The original Llama tokenizer at least on HF doesn’t do this because they trained sentencepiece in a mode where it swallows the first space. So you’d get this “It works very well.” resulting in “This is an example.It works very well”.

Likewise you also don’t want to always insert the space if you don’t have to, “My favorite sport is foot” should auto complete to “ball and I play it every week” not " ball and I play it every week".

Adhering to that behavior would make it usable for continuous generation use cases because then the text flows naturally and the tokenizer picks the most appropriate token for the end result, rather than never picking a space or always picking a space.

On the huggingface side we force the tokenizers hand, we insert a random token such as a comma at the front of the input, and then after its tokenized we remove the first fake token which results in it doing a proper continuous generation.
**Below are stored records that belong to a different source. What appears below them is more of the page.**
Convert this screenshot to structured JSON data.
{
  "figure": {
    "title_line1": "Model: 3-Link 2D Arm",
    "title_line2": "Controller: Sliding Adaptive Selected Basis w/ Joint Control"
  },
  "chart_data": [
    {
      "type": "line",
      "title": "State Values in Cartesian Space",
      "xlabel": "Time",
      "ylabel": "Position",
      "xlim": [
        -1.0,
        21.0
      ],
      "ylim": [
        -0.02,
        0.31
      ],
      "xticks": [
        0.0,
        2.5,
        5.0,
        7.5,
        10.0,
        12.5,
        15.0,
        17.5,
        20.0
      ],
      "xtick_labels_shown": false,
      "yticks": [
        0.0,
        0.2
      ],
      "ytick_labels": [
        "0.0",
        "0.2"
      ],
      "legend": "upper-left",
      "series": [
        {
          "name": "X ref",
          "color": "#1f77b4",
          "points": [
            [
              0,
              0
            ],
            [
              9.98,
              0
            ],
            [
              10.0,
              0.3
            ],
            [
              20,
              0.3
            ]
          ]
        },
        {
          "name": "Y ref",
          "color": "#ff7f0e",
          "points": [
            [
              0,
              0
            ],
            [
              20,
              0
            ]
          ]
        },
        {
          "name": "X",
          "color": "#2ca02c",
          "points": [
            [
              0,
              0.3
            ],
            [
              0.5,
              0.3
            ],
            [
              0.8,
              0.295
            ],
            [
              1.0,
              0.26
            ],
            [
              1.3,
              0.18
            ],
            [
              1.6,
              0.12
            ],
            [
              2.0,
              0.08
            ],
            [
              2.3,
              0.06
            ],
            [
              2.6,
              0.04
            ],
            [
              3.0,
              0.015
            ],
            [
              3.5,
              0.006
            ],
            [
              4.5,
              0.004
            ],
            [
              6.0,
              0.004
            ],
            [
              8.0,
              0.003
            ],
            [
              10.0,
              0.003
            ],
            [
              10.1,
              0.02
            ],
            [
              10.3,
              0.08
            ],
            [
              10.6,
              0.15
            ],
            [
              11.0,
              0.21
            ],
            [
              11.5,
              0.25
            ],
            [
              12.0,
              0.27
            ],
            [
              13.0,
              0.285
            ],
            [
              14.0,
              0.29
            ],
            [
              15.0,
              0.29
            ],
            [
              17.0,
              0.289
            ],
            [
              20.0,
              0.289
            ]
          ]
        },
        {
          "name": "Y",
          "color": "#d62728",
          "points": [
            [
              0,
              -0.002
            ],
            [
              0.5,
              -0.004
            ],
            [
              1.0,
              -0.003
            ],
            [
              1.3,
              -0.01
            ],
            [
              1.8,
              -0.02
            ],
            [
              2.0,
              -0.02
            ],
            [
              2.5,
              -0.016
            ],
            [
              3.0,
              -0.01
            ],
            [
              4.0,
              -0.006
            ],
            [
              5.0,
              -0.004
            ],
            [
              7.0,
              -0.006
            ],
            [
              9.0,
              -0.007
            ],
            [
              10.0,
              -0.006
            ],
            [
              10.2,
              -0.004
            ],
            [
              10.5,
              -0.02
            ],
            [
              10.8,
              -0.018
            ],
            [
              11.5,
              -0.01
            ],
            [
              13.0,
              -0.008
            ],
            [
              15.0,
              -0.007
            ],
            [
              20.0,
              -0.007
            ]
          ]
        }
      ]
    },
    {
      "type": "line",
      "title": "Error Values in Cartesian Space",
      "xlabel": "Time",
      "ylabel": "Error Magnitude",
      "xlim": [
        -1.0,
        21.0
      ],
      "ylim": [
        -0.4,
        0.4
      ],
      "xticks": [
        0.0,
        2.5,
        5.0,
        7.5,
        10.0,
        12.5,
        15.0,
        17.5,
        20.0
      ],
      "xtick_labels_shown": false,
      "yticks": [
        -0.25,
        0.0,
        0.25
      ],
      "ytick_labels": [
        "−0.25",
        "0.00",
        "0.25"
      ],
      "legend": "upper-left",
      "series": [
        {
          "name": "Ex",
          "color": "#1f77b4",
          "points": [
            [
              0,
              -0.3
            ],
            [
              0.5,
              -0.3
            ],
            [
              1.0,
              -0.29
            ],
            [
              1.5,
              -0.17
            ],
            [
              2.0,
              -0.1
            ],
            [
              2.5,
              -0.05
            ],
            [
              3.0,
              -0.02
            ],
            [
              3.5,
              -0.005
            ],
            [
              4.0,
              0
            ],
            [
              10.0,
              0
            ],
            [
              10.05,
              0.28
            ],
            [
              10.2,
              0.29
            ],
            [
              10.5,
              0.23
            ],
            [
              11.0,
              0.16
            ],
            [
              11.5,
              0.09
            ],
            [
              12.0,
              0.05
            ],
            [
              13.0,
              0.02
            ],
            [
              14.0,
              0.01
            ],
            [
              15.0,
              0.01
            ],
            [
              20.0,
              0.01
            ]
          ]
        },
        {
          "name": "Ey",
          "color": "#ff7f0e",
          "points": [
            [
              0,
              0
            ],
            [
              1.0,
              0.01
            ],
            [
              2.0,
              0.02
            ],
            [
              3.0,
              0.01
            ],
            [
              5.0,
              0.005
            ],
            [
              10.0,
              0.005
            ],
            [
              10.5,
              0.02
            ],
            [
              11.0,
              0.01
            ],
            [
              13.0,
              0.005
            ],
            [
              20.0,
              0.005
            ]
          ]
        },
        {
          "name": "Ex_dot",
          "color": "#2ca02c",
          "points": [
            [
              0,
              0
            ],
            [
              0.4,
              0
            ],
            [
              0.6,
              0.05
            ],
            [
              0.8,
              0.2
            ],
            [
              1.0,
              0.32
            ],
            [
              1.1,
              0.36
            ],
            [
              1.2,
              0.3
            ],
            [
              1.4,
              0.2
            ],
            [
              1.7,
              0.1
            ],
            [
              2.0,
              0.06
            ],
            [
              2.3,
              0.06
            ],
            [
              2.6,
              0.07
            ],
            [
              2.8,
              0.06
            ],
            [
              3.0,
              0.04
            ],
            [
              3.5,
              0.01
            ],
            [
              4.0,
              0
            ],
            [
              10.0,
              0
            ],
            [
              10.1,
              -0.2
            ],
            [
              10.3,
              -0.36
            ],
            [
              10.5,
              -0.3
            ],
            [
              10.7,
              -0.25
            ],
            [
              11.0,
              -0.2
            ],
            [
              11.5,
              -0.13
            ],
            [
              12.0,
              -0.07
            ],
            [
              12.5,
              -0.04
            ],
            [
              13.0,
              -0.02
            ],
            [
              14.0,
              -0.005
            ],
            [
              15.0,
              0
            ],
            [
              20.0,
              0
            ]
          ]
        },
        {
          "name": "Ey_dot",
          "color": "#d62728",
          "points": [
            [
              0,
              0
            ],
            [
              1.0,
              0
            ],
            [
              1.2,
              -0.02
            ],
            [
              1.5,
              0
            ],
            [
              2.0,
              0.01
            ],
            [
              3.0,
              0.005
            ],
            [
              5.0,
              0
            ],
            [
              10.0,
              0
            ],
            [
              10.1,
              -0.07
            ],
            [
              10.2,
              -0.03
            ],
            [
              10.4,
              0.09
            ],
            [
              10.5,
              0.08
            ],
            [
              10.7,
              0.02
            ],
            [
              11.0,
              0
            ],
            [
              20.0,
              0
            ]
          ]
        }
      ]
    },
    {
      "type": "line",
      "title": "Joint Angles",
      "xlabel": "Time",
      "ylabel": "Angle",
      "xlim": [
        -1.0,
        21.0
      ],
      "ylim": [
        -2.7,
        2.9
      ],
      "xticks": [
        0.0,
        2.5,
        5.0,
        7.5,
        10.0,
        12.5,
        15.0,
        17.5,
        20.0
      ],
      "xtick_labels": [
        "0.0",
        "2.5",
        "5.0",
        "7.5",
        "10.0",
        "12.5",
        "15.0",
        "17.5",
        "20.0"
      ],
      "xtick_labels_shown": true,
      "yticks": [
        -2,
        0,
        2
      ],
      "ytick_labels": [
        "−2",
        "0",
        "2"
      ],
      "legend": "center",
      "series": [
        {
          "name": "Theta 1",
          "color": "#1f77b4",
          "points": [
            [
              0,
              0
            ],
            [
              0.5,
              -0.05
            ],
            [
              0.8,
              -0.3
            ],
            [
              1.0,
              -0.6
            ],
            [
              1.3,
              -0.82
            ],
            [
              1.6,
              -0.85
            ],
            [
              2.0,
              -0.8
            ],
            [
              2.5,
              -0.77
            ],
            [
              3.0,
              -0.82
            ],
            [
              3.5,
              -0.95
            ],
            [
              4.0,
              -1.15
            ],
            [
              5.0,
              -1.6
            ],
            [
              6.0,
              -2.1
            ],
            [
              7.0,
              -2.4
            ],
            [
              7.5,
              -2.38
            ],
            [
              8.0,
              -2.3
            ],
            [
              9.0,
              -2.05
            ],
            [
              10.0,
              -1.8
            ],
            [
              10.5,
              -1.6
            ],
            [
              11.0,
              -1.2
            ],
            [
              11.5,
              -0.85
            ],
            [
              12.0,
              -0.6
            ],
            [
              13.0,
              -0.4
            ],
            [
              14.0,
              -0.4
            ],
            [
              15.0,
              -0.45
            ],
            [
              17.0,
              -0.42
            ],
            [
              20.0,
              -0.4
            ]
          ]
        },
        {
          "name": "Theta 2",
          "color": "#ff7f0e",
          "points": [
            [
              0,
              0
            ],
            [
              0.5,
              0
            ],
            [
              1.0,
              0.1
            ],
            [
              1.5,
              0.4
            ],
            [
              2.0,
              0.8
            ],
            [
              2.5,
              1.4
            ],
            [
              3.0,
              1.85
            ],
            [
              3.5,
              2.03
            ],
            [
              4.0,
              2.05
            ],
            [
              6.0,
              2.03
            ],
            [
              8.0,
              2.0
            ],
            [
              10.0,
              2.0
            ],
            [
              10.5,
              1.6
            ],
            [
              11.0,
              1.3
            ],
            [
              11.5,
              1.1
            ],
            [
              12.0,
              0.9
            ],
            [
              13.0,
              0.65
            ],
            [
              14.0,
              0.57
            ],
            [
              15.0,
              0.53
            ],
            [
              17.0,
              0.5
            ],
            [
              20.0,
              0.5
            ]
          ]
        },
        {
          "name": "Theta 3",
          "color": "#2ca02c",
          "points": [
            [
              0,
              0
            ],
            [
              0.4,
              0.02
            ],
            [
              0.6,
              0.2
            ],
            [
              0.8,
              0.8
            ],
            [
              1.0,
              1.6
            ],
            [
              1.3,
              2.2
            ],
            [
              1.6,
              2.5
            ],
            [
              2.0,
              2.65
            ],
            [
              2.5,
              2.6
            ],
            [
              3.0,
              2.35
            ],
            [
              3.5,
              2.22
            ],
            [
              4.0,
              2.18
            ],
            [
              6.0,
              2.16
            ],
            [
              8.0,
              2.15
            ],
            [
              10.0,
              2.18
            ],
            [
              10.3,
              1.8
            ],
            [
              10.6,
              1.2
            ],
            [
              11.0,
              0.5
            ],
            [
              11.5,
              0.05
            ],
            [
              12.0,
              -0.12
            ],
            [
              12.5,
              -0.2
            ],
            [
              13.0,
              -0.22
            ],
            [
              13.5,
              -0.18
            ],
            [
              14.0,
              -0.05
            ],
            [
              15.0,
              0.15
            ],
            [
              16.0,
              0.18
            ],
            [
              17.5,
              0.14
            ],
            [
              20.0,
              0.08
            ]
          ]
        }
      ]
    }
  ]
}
The behavior we typically observed from Llamacpp is very similar to that workaround. And we originally implemented workarounds like this because Llamacpp did a better job and its helped us in the past to identify things were wrong.

@viniciusarruda and others ; nice find, indeed! Now that I’ve learned a bit about the tokenizer: this kind of problem could not only occur with llama but with derived models using different tokenizers (w.r.t. vocabulary for example) ? But the common theme here is sentencepiece compatibility? You made a big step with your notebook (which I used for testing already, thanks!), could you advise us regarding our future testing strategy?

because Tokenizer.tokenize() always add a space in front of the string passed in.